「若いから株100%でOK」という言葉、最近よく耳にしませんか?
新NISAが始まり、「20代なら株式だけでいい」というような情報もたくさん見かけます。
でも私は、そこに大きな落とし穴があると感じています。
──投資の成否を分けるのは「年齢」ではなく、あなた自身の**「性格」**です。
「若いから株100%」は本当に大丈夫?
よくある考え方👇
- 若いうちは投資期間が長い
- だから暴落しても時間が回復してくれる
- 株100%が最適解!
理屈としては正しいです。
でも実際には、心がその暴落に耐えられない人もたくさんいます。
仮に100万円を株式100%で運用していて、暴落で30%下がれば──
70万円になってしまいます。
頭では「時間が解決する」と分かっていても、
心では「30万円が消えた…」と強烈に感じてしまうものです。
株100%の最大の落とし穴:「心が折れる瞬間」
株100%の戦略は、**「暴落しても冷静でいられる人」**が前提です。
- 「30%下落? 長期投資だから大丈夫!」
- 「資産が半分? むしろ買い増しチャンス!」
──こう言える人もいます。
でも、全員がそうではありません。
ここで投資家は、性格によって2タイプに分かれます👇
タイプA:慎重派──「暴落で心が折れやすい」タイプ
- 毎日、資産額をチェックしないと落ち着かない
- 資産が10%減るだけで不安になる
- 「あの時売っておけば…」と後悔しやすい
このタイプの人が株100%で投資すると、暴落の底でパニック売りしてしまう可能性が高いです。

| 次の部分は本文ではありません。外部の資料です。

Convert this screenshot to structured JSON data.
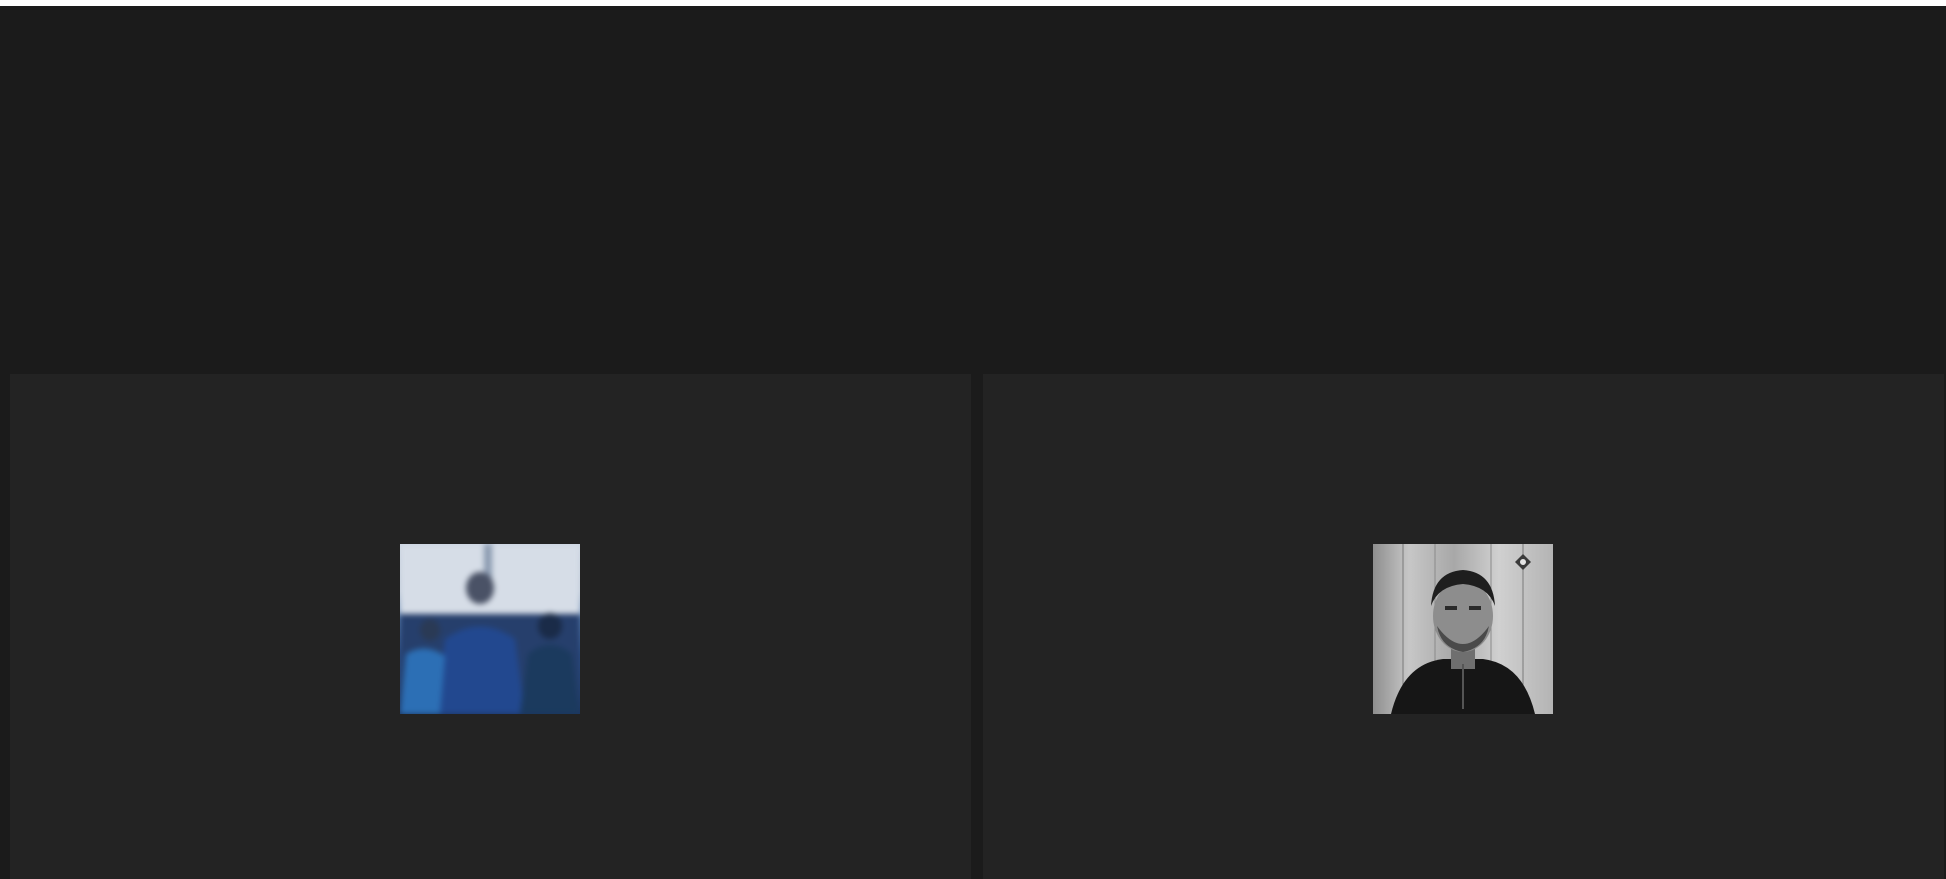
{
  "window": {
    "title": ""
  },
  "participants": [
    {
      "id": "participant-1",
      "avatar_style": "blurred-color",
      "accent": "#2c4f8a"
    },
    {
      "id": "participant-2",
      "avatar_style": "grayscale",
      "accent": "#1a1a1a"
    }
  ],
  "colors": {
    "background": "#1b1b1b",
    "tile": "#232323",
    "top_strip": "#ffffff"
  }
}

たとえば100万円→70万円となった時、冷静に「放置」できる人は少ないはず。
債券は「心を守るクッション」
こういう「慎重派」の方にこそ、債券が強い味方になります。
- 債券は株と逆の値動きをしやすい
- 株が暴落しても、債券は比較的安定
- 資産全体のダメージを和らげる役割を持つ
たとえば株100%で30%下落なら−30万円。
でも債券を20%入れていれば、−15〜20万円程度の下落に抑えられるケースもあります。
この「クッション」があるだけで、
「もうダメだ…」と投資をやめるリスクを大きく減らせます。
長期投資で一番の敵は「暴落」ではなく、
**「自分の心が折れること」**です。
タイプB:楽観派──「株100%でも耐えられる」タイプ
- 資産が30%減っても「そのうち戻る」と思える
- 暴落を「買い増しチャンス!」と感じられる
- 数ヶ月、口座を見なくても平気
こういう人なら株100%でも問題ありません。
暴落を乗り越え、時間を味方につけることで
リターンを最大化できる可能性があります。
まとめ:年齢よりも「自分の性格」と相談する
投資は「20代だから」「30代だから」という年齢だけでは決められません。
大事なのは──
👉 自分は Aタイプ(慎重派) なのか
👉 それとも Bタイプ(楽観派) なのか
をしっかり把握することです。
- Aタイプ → 周りが株100%でも、迷わず債券を組み入れる
- Bタイプ → 心が折れないなら株比率を高めてもOK
投資は「市場に居続けること」が一番の武器です。
自分がパニックにならず、夜ぐっすり眠れるポートフォリオこそ、あなたにとっての正解です。
※本記事は筆者個人の考えを述べたものであり、特定の金融商品を推奨するものではありません。
投資の判断はご自身の責任においてお願いいたします。